Rank-1 expansion (the most useful form):
A = σ₁·u₁v₁ᵀ + σ₂·u₂v₂ᵀ + ... + σᵣ·uᵣvᵣᵀ
Each term is a rank-1 matrix (an outer product). The terms are sorted from most important (σ₁ is largest) to least important (σᵣ is smallest).
Truncated SVD — the best low-rank approximation: Drop all but the top k terms:
Aₖ = σ₁·u₁v₁ᵀ + ... + σₖ·uₖvₖᵀ
The Eckart-Young theorem guarantees this is the best possible rank-k approximation of A — no other rank-k matrix is closer.
Key facts:
rank(A) = number of non-zero singular values
condition number = σ_max / σ_min (large = near-singular = numerically dangerous)
A worked example — image compression
An image is a matrix of pixel values, say 512×512. SVD gives 512 singular values. Plot them — the first few are enormous (they capture coarse structure: shapes, edges, gradients) and they decay rapidly (fine texture, noise are in the small ones).
Keep only the top 50:
Original: 512×512 = 262,144 numbers
Compressed: 50×(512+1+512) = 51,250 numbers → 80% smaller
Visual quality: often nearly indistinguishable
Why this matters for ML
Recommendation systems (Netflix Prize): you have a huge user×movie rating matrix — mostly empty (most users haven't rated most movies). SVD fills in the gaps by finding the low-rank structure: a few "taste dimensions" that explain most viewing patterns. The 2009 Netflix Prize was won with matrix factorisation — essentially truncated SVD.
Numerical stability: when you invert a matrix to solve linear regression, small singular values cause instability (dividing by near-zero). The condition number σ_max/σ_min tells you how bad the problem is. High condition number → need regularisation.
Pseudoinverse via SVD: A⁺ = VΣ⁺Uᵀ where Σ⁺ inverts the non-zero singular values and keeps zeros as zero. This is how numpy computes lstsq — it never explicitly inverts anything, it uses SVD.

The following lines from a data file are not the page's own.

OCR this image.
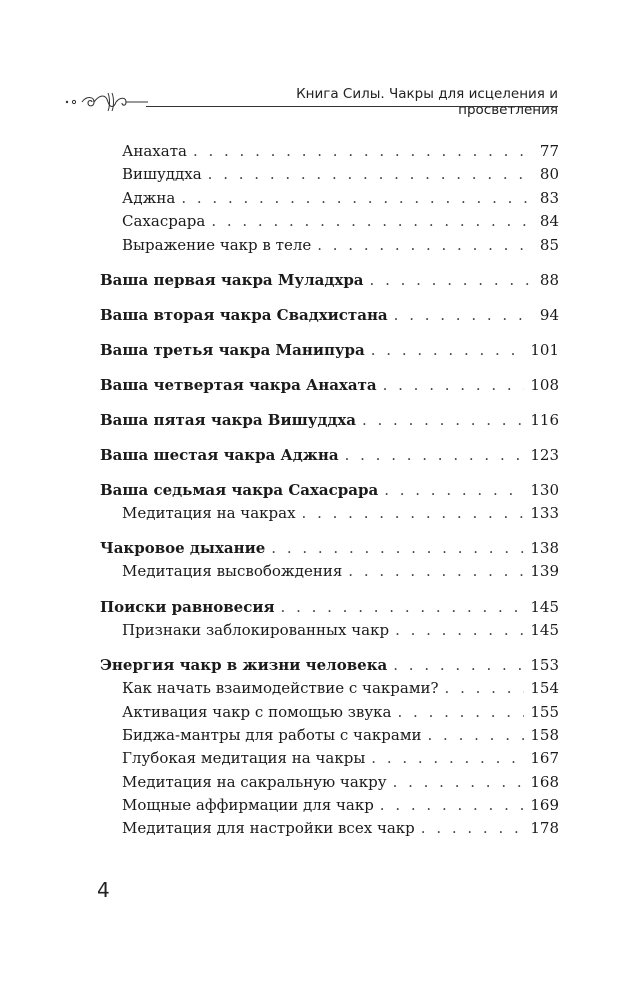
Книга Силы. Чакры для исцеления и просветления
Анахата . . .	77
Вишуддха . . .	80
Аджна . . .	83
Сахасрара . . .	84
Выражение чакр в теле . . .	85
Ваша первая чакра Муладхра . . .	88
Ваша вторая чакра Свадхистана . . .	94
Ваша третья чакра Манипура . . .	101
Ваша четвертая чакра Анахата . . .	108
Ваша пятая чакра Вишуддха . . .	116
Ваша шестая чакра Аджна . . .	123
Ваша седьмая чакра Сахасрара . . .	130
Медитация на чакрах . . .	133
Чакровое дыхание . . .	138
Медитация высвобождения . . .	139
Поиски равновесия . . .	145
Признаки заблокированных чакр . . .	145
Энергия чакр в жизни человека . . .	153
Как начать взаимодействие с чакрами? . . .	154
Активация чакр с помощью звука . . .	155
Биджа-мантры для работы с чакрами . . .	158
Глубокая медитация на чакры . . .	167
Медитация на сакральную чакру . . .	168
Мощные аффирмации для чакр . . .	169
Медитация для настройки всех чакр . . .	178
4
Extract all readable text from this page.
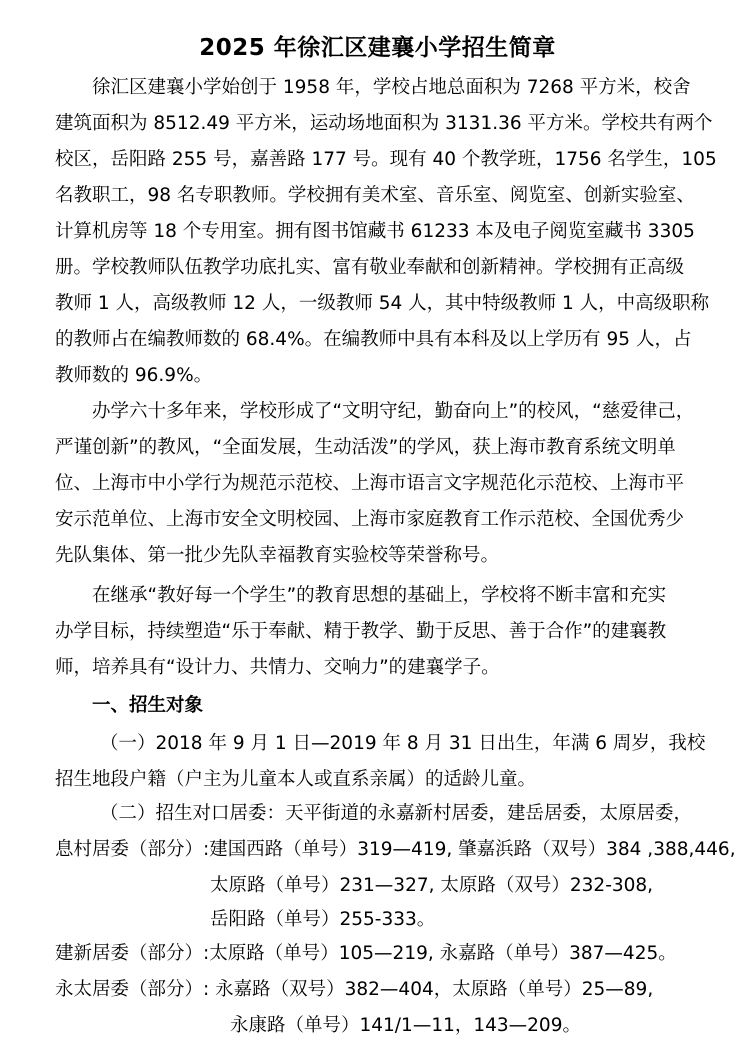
2025 年徐汇区建襄小学招生简章
徐汇区建襄小学始创于 1958 年，学校占地总面积为 7268 平方米，校舍
建筑面积为 8512.49 平方米，运动场地面积为 3131.36 平方米。学校共有两个
校区，岳阳路 255 号，嘉善路 177 号。现有 40 个教学班，1756 名学生，105
名教职工，98 名专职教师。学校拥有美术室、音乐室、阅览室、创新实验室、
计算机房等 18 个专用室。拥有图书馆藏书 61233 本及电子阅览室藏书 3305
册。学校教师队伍教学功底扎实、富有敬业奉献和创新精神。学校拥有正高级
教师 1 人，高级教师 12 人，一级教师 54 人，其中特级教师 1 人，中高级职称
的教师占在编教师数的 68.4%。在编教师中具有本科及以上学历有 95 人，占
教师数的 96.9%。
办学六十多年来，学校形成了“文明守纪，勤奋向上”的校风，“慈爱律己，
严谨创新”的教风，“全面发展，生动活泼”的学风，获上海市教育系统文明单
位、上海市中小学行为规范示范校、上海市语言文字规范化示范校、上海市平
安示范单位、上海市安全文明校园、上海市家庭教育工作示范校、全国优秀少
先队集体、第一批少先队幸福教育实验校等荣誉称号。
在继承“教好每一个学生”的教育思想的基础上，学校将不断丰富和充实
办学目标，持续塑造“乐于奉献、精于教学、勤于反思、善于合作”的建襄教
师，培养具有“设计力、共情力、交响力”的建襄学子。
一、招生对象
（一）2018 年 9 月 1 日—2019 年 8 月 31 日出生，年满 6 周岁，我校
招生地段户籍（户主为儿童本人或直系亲属）的适龄儿童。
（二）招生对口居委：天平街道的永嘉新村居委，建岳居委，太原居委，
息村居委（部分）:建国西路（单号）319—419, 肇嘉浜路（双号）384 ,388,446,
太原路（单号）231—327, 太原路（双号）232-308,
岳阳路（单号）255-333。
建新居委（部分）:太原路（单号）105—219, 永嘉路（单号）387—425。
永太居委（部分）: 永嘉路（双号）382—404，太原路（单号）25—89,
永康路（单号）141/1—11，143—209。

PCA (Topic 1.13): SVD of the centred data matrix directly gives you the principal components. No need to compute the covariance matrix — just SVD of X̃.
The one thing to remember
Any matrix = rotate → scale → rotate. The singular values are the scale factors. Keep only the top k singular values and you have the best rank-k approximation of the matrix — this is truncated SVD, the foundation of PCA and recommendation systems.